Boleyn People

Lifelong Hammers fan and Academy Driver Dennis Lepine will miss the Boleyn Ground
Having been a supporter and employee of the Club for so many years, Academy Driver Dennis Lepine will certainly miss the Boleyn. But he also can’t wait for a new era to begin…
My first ever West Ham game was back in the 1971/72 season – a 1-1 draw against Southampton. It was my birthday, and I went with my Dad and two brothers. We went to the Bobby Moore Sports Shop and bought posters.
My brothers got Geoff Hurst and Bobby Moore, while I got Paul Heffer. As he’s also at the Academy, I now work with him every day. To be honest, I didn’t really know who he was at the time!
The first away game I think I got to was away at Carlisle, and I remember asking my Dad if I could go. He must have thought it was somewhere in London, because he was pretty surprised when I left early and got back after 11pm. We won 2-1, and Frank Lampard Snr got both goals.
I’ve got a few collections, including all the ticket stamps from the 1976 European journeys, even to Russia. There were 47 of us who went, and we travelled with the team. I went to Ararat Yerevan, who we drew with out there but beat to go through. I also went to FC Den Haag, Eintracht Frankfurt and to Brussels for the final against Anderlecht.
Back in 1975, I actually slept outside the ground to make sure I got tickets for the FA Cup semi-final against Ipswich at Villa Park. In the morning, we were told that particular turnstile wasn’t going to be open, so we had to run round and we thankfully got tickets in the end!

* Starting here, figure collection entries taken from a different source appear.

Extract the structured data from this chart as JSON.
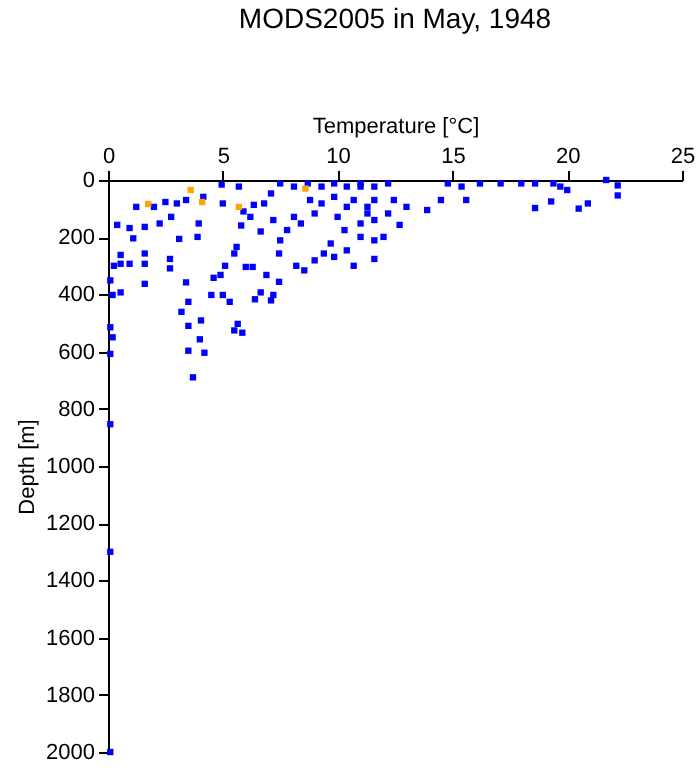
{
  "chart_data": {
    "type": "scatter",
    "title": "MODS2005 in May, 1948",
    "xlabel": "Temperature [°C]",
    "ylabel": "Depth [m]",
    "xlim": [
      0,
      25
    ],
    "xticks": [
      0,
      5,
      10,
      15,
      20,
      25
    ],
    "ylim": [
      2000,
      0
    ],
    "yticks": [
      0,
      200,
      400,
      600,
      800,
      1000,
      1200,
      1400,
      1600,
      1800,
      2000
    ],
    "grid": false,
    "legend": false,
    "marker": "square",
    "series": [
      {
        "color": "#0000ff",
        "x": [
          0.1,
          0.1,
          0.1,
          0.1,
          0.2,
          0.1,
          0.2,
          0.55,
          0.1,
          0.26,
          0.55,
          0.94,
          1.6,
          1.6,
          0.55,
          1.6,
          0.4,
          0.94,
          1.1,
          1.6,
          1.23,
          2,
          2.25,
          2.75,
          2.7,
          2.7,
          2.5,
          3,
          3.4,
          4.15,
          3.95,
          3.1,
          3.9,
          3.4,
          3.5,
          3.2,
          3.5,
          4.05,
          4,
          4.2,
          3.7,
          3.5,
          4.6,
          4.9,
          4.5,
          5,
          5.3,
          5.65,
          5.85,
          5.5,
          4.95,
          5,
          5.7,
          5.9,
          5.8,
          5.6,
          5.5,
          5.1,
          6,
          6.3,
          6.4,
          6.65,
          7.2,
          7.1,
          6.9,
          7.45,
          7.45,
          6.65,
          6.2,
          6.35,
          6.8,
          7.2,
          7.1,
          7.5,
          7.8,
          8.4,
          8.1,
          8.8,
          9,
          8.2,
          8.55,
          9,
          9.4,
          9.85,
          9.7,
          10.4,
          10.7,
          10,
          10.3,
          11,
          11.6,
          12,
          12.2,
          7.5,
          8.1,
          9.3,
          9.85,
          10.4,
          11,
          11.6,
          12.2,
          9.85,
          10.7,
          11.6,
          10.4,
          11.3,
          9.3,
          8.7,
          11,
          11.3,
          11.6,
          12.45,
          13,
          13.9,
          12.7,
          11,
          11.6,
          14.8,
          15.4,
          16.2,
          17.1,
          18,
          18.6,
          19.4,
          19.7,
          20,
          15.6,
          14.5,
          18.6,
          19.3,
          20.5,
          20.9,
          21.7,
          22.2,
          22.2
        ],
        "values": [
          854,
          1300,
          2000,
          608,
          550,
          515,
          402,
          393,
          351,
          300,
          293,
          293,
          293,
          257,
          262,
          363,
          157,
          168,
          204,
          164,
          94,
          94,
          152,
          129,
          276,
          309,
          77,
          82,
          70,
          59,
          152,
          206,
          199,
          358,
          426,
          461,
          510,
          491,
          557,
          604,
          690,
          597,
          342,
          332,
          402,
          402,
          426,
          503,
          534,
          526,
          16,
          82,
          23,
          110,
          159,
          234,
          257,
          300,
          304,
          304,
          417,
          393,
          402,
          421,
          332,
          356,
          257,
          180,
          129,
          87,
          82,
          140,
          47,
          211,
          175,
          152,
          129,
          70,
          117,
          300,
          316,
          281,
          257,
          269,
          222,
          246,
          300,
          129,
          175,
          152,
          211,
          199,
          117,
          12,
          23,
          23,
          12,
          23,
          12,
          23,
          12,
          59,
          70,
          70,
          94,
          117,
          82,
          12,
          23,
          94,
          140,
          70,
          94,
          105,
          157,
          199,
          276,
          12,
          23,
          12,
          12,
          12,
          12,
          12,
          23,
          35,
          70,
          70,
          98,
          75,
          100,
          82,
          0,
          19,
          54
        ]
      },
      {
        "color": "#ffa500",
        "x": [
          1.75,
          3.6,
          4.1,
          5.7,
          8.6
        ],
        "values": [
          84,
          35,
          77,
          94,
          30
        ]
      }
    ]
  }
}
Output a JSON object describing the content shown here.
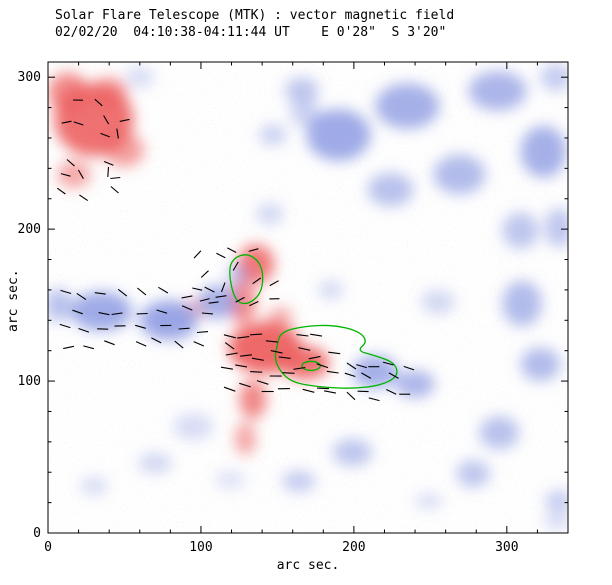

In all the years I’ve supported the Club, Billy Bonds has been my favourite player. It was just in his heart – the desire.
In terms of games, a lot of people say the greatest game at the Boleyn Ground was the 3-2 home win over Eintracht Frankfurt. Brooking’s goals against the Germans – it was amazing. Officially, 30,000 fans were there but I think it was closer to 60,000.
One of the best feelings from recent years, though, was coming out of Anfield this season. The previous time we’d beaten Liverpool at Anfield, I was a month old, and I probably went 25 times in-between. In 1976 I remember going there and drawing, but until this season, we really didn’t have much luck.
Slaven has done a great job this season, as the team just doesn’t know when they’re beaten. I was up on my seat when Payet scored at Everton – I was with Nobes’ Dad and we were both going mad in the away end.
I personally started working for the club over ten years ago, first as a scout. I brought Jonjo Shelvey to the Club and it was nice to see him when we went to Swansea earlier this season.
I like to think I’m well respected and trusted within the West Ham community. Having followed the team for so long, you get to know everyone.
Duties as Academy Driver include doing the schoolboys’ runs, taking them from digs or home to school and to training. I also pick up stuff from the shops for players and then take the boys home at the end of their day.
I work with another driver on a shift rota, and I start at 6:45am and work until around 4pm. But, you have to be flexible as people obviously have different schedules. One of the perks of my job is having a foot in each camp, all over the Club. It’s good to have that mix and it’s something I cherish.
I also do stadium runs for whoever needs it – club officials, lawyers, agents, trialists, new signings – in some ways I’m the first face a new signing sees.
My family is all West Ham – my son Billy is a goalkeeping coach here at the Academy, and my daughter Penny used to work in the canteen. My wife does the snack bar for the U21 matches, too. I’ve got so much memorabilia from over the years – old floodlights, seats, and thousands and thousands of programmes.
We’re obviously moving to the Olympic Park, and I honestly can’t wait. I think everyone’s coming round to the idea of it now.
I’ve worked here full time for seven years now and I can honestly say I’ve never thought before a day: ‘God, I’ve got to go to work today’. It must be a sign that I’m in the right job!